There's nothing quite like the moment at a wedding when the bride is walking down the aisle and the groom anxiously awaits her arrival at the altar. Usually, the groom isn't craning his neck to see his future wife, but that's exactly what happened for one Australian couple as a number of guests stepped into the aisle to snap photos on their cell phones. The actual photographer, Thomas Stewart, was so upset by this he took to his Facebook page to urge people to make their special day unplugged.
"Right, I've had enough. I want to talk to you all about guests using mobile phones/cameras at weddings. I want to plead with you, and I'm going to make this very simple: brides and grooms, please have a completely unplugged wedding ceremony," he wrote in the post. "Look at this photo. This groom had to lean out past the aisle just to see his bride approaching. Why? Because guests with their phones were in the aisle and in his way. This sucks."
While the topic of technology making us more disconnected is not a new one, Stewart captured its very essence in a single photo of what's supposed to be a very intimate moment. "I wanted to highlight the negative effect technology can have on our photos," he told TODAY. "It's become a bad trend and is now seriously interfering with my ability to do my job. I hope that brides and grooms will at least consider an unplugged ceremony, or at least become aware of what might happen if they do allow their guests to take photos during their ceremony."
Clearly striking a chord with a lot of people, the post has been liked over 100,000 times and shared over 70,000 times. "I posted this picture to show my future brides and grooms what can happen if guests aren't asked to put all technology down during wedding ceremonies," Stewart added.
This push for unplugged weddings has even sparked some new business ventures where people are creating crafty signs to post at the ceremony asking to turn off their cell phones. Etsy and Pinterest pages are filled with signs that read something like, "We invite you to be fully present with us during our ceremony. Please turn off all mobile phones."

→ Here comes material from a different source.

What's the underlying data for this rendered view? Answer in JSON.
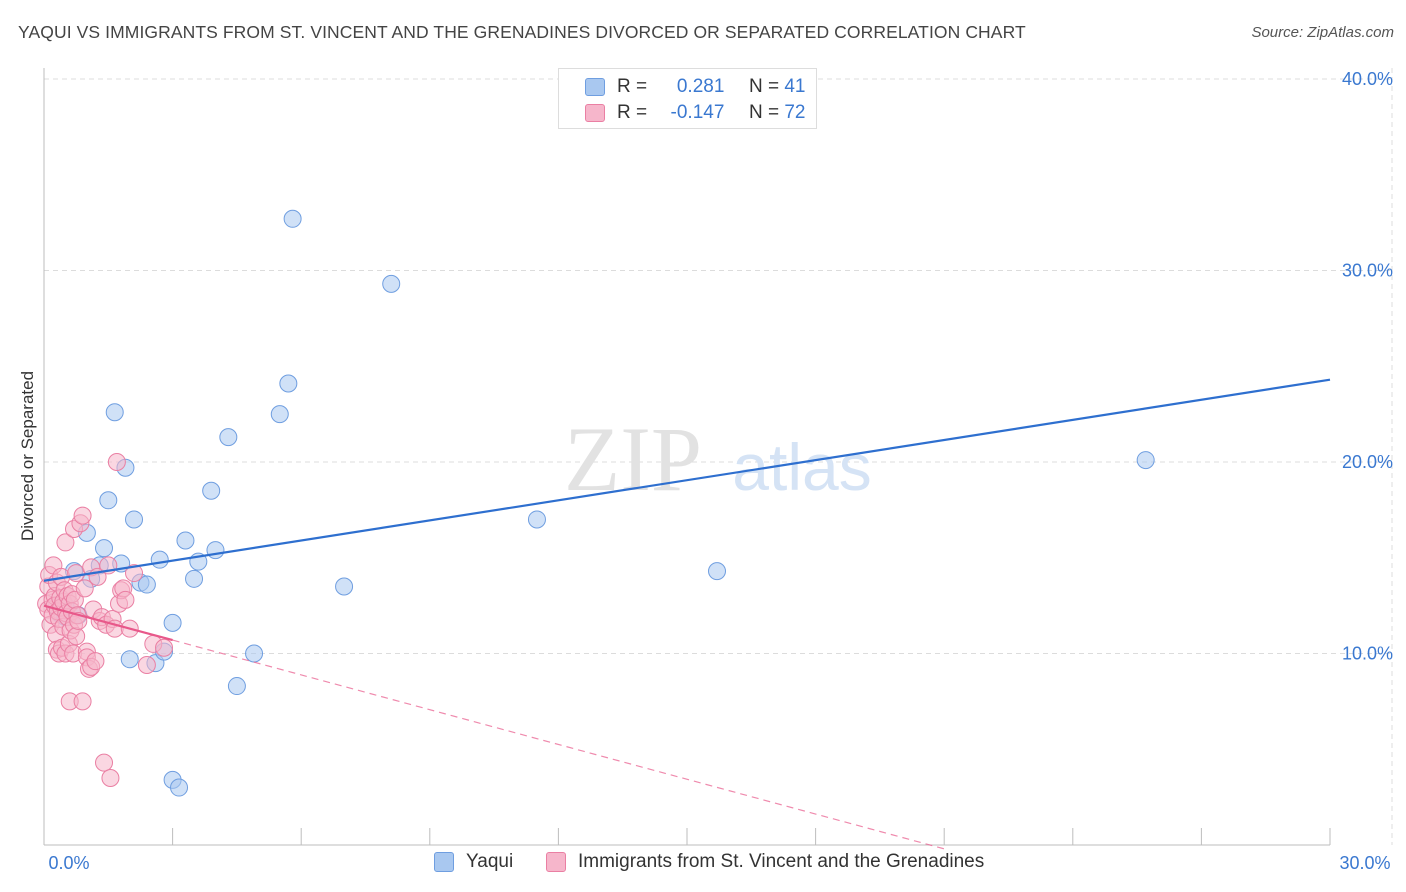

And Stewart isn't the only photographer noticing the negative effect cell phones are having at weddings. "I think cell phone culture has changed so much in the past couple of years, and most of us are guilty of having our phones in our hands whenever it is humanly possible, especially if there is a 'Kodak' moment," wedding photographer Jennifer Bobe told TODAY. "The problem with this new social norm is that we end up missing out on the actual human experience."